I have implemented one matrix multiplication with boost::numeric::ublas::matrix (see my full, working boost code)
Result result = read ();
boost::numeric::ublas::matrix<int> C;
C = boost::numeric::ublas::prod(result.A, result.B);
and another one with the standard algorithm (see full standard code):
vector< vector<int> > ijkalgorithm(vector< vector<int> > A, 
                                    vector< vector<int> > B) {
    int n = A.size();
    // initialise C with 0s
    vector<int> tmp(n, 0);
    vector< vector<int> > C(n, tmp);
    for (int i = 0; i < n; i++) {
        for (int k = 0; k < n; k++) {
            for (int j = 0; j < n; j++) {
                C[i][j] += A[i][k] * B[k][j];
            }
        }
    }
    return C;
}
This is how I test the speed:
time boostImplementation.out > boostResult.txt
diff boostResult.txt correctResult.txt
time simpleImplementation.out > simpleResult.txt
diff simpleResult.txt correctResult.txt
Both programs read a hard-coded textfile which contains two 2000 x 2000 matrices.
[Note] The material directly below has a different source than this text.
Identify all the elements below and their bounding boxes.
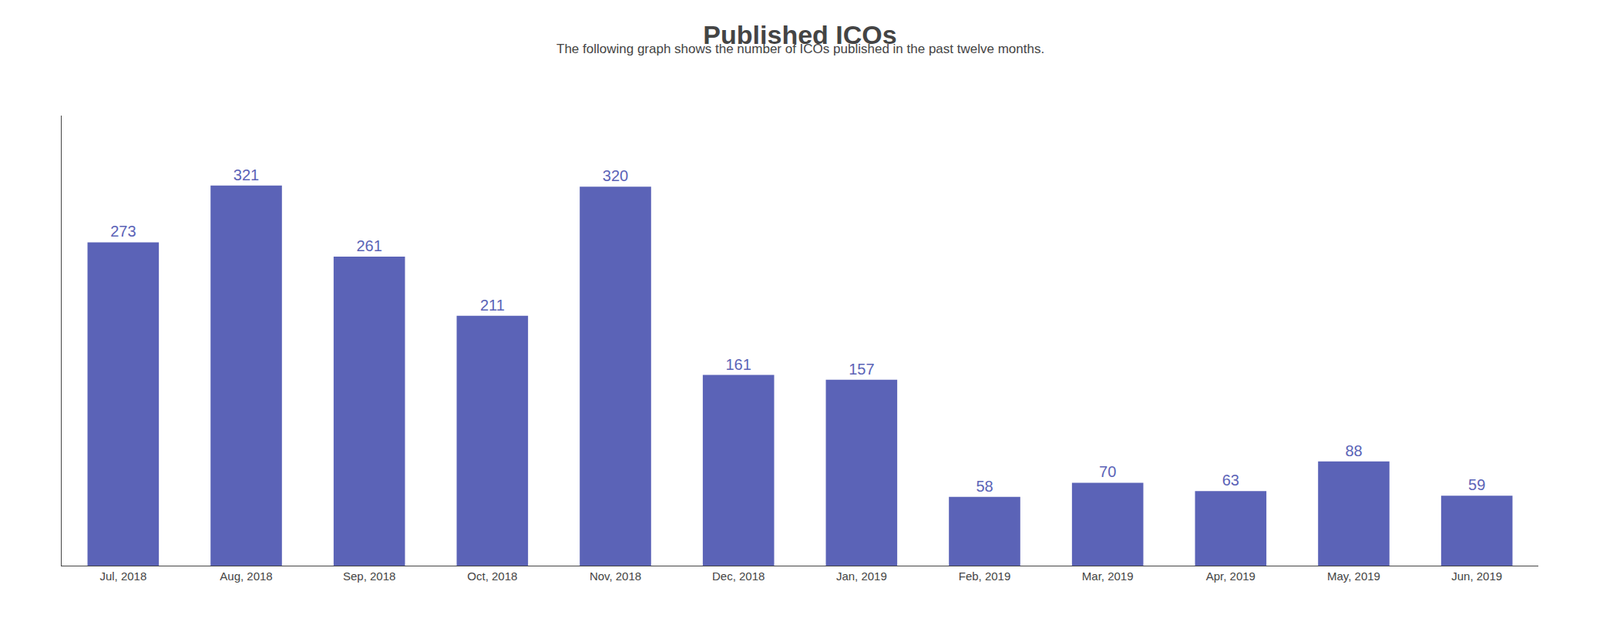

Both programs were compiled with these flags:
g++ -std=c++98 -Wall -O3 -g $(PROBLEM).cpp -o $(PROBLEM).out -pedantic
I got 15 seconds for my implementation and over 4 minutes for the boost-implementation!
edit: After compiling it with
g++ -std=c++98 -Wall -pedantic -O3 -D NDEBUG -DBOOST_UBLAS_NDEBUG library-boost.cpp -o library-boost.out
I got 28.19 seconds for the ikj-algorithm and 60.99 seconds for Boost. So Boost is still considerably slower.
Why is boost so much slower than my implementation?